- Born: 1986 (age 39–40) India
- Education: University of Southern California (PhD); Birla Institute of Technology, Mesra (B.Tech.);
- Known for: Transformer (deep learning architecture)
- Scientific career
- Fields: Natural Language Processing; Deep Learning; Artificial Intelligence;
- Workplaces: Google Brain (2016-2021); Nvidia (2026-present);
- Thesis: Smaller, Faster, and Accurate Models for Statistical Machine Translation (2014)
- Doctoral advisor: David Chiang; Liang Huang;

= Ashish Vaswani =

Indian computer scientist

Ashish Vaswani is an Indian computer scientist and entrepreneur. He conducted research at Google Brain, co-founded Adept AI, and co-founder and chief executive officer of Essential AI. As of June 2026, Vaswani, along with Essential AI, was acqui-hired by Nvidia.

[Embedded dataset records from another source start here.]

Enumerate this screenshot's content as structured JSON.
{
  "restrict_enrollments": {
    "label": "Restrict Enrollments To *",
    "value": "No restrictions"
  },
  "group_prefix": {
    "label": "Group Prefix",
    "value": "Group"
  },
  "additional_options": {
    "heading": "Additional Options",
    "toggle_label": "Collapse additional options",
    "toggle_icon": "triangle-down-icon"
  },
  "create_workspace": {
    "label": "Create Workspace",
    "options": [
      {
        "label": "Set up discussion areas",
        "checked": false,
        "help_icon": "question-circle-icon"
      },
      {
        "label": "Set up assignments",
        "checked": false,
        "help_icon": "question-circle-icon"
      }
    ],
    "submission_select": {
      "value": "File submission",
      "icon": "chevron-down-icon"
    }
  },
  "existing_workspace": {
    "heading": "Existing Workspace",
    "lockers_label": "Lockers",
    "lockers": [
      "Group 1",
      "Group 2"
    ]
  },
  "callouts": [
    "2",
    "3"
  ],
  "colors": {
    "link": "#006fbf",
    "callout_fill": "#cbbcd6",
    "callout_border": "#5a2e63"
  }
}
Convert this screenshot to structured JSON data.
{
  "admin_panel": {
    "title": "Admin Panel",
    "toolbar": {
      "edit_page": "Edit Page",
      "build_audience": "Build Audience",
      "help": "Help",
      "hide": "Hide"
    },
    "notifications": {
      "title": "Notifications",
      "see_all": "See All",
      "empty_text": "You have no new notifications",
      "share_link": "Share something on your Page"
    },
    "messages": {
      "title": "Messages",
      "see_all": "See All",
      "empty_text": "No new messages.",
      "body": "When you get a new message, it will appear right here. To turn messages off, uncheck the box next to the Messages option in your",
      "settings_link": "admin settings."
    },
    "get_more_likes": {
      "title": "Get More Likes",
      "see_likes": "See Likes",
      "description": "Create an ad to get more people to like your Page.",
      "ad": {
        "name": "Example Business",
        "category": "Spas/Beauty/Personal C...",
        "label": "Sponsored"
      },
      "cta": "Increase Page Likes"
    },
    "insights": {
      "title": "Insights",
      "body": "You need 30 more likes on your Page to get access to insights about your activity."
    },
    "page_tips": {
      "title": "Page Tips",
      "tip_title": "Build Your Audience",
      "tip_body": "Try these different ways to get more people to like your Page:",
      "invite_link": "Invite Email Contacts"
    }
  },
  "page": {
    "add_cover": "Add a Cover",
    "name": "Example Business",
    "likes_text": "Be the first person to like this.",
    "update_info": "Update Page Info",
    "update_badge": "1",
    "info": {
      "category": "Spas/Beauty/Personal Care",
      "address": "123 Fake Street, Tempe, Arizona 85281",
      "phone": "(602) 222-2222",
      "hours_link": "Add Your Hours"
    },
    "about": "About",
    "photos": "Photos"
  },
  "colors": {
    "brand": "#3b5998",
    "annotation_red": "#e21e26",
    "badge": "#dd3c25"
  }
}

Vaswani is a co-author of the 2017 paper "Attention Is All You Need", which introduced the Transformer neural network architecture. The Transformer model has been used in the development of subsequent NLP models BERT, ChatGPT, and their successors.

== Career ==
Vaswani completed his engineering in Computer Science from Birla Institute of Technology, Mesra in 2002.
In 2004, he enrolled at the University of Southern California for graduate studies. He earned his PhD in Computer Science at the University of Southern California supervised by David Chiang. During his research career at Google, Vaswani was part of the Google Brain team, where he conducted the work leading to the 'Attention Is All You Need' publication. Prior to joining Google, he was affiliated with the Information Sciences Institute at the University of Southern California.

After Google, Vaswani co-founded Adept AI, a machine learning-focused startup that developed AI agents and tools for software automation. He later left the company. Vaswani co-founded Essential AI with Niki Parmar in December 2022. He was chief executive officer of Essential AI until June 2026 when Essential AI, including Vaswani, was acqui-hired by Nvidia.

== Notable works ==
Vaswani's most notable paper, "Attention Is All You Need", was published in 2017. The paper introduced the Transformer model, which uses self-attention mechanisms instead of recurrence for sequence-to-sequence tasks.

The Transformer architecture has become foundational to modern language models and NLP systems, including BERT (2018), GPT-2, GPT-3 (2019–2020) and many more recent models. The "Attention Is All You Need" paper is among the most cited papers in machine learning.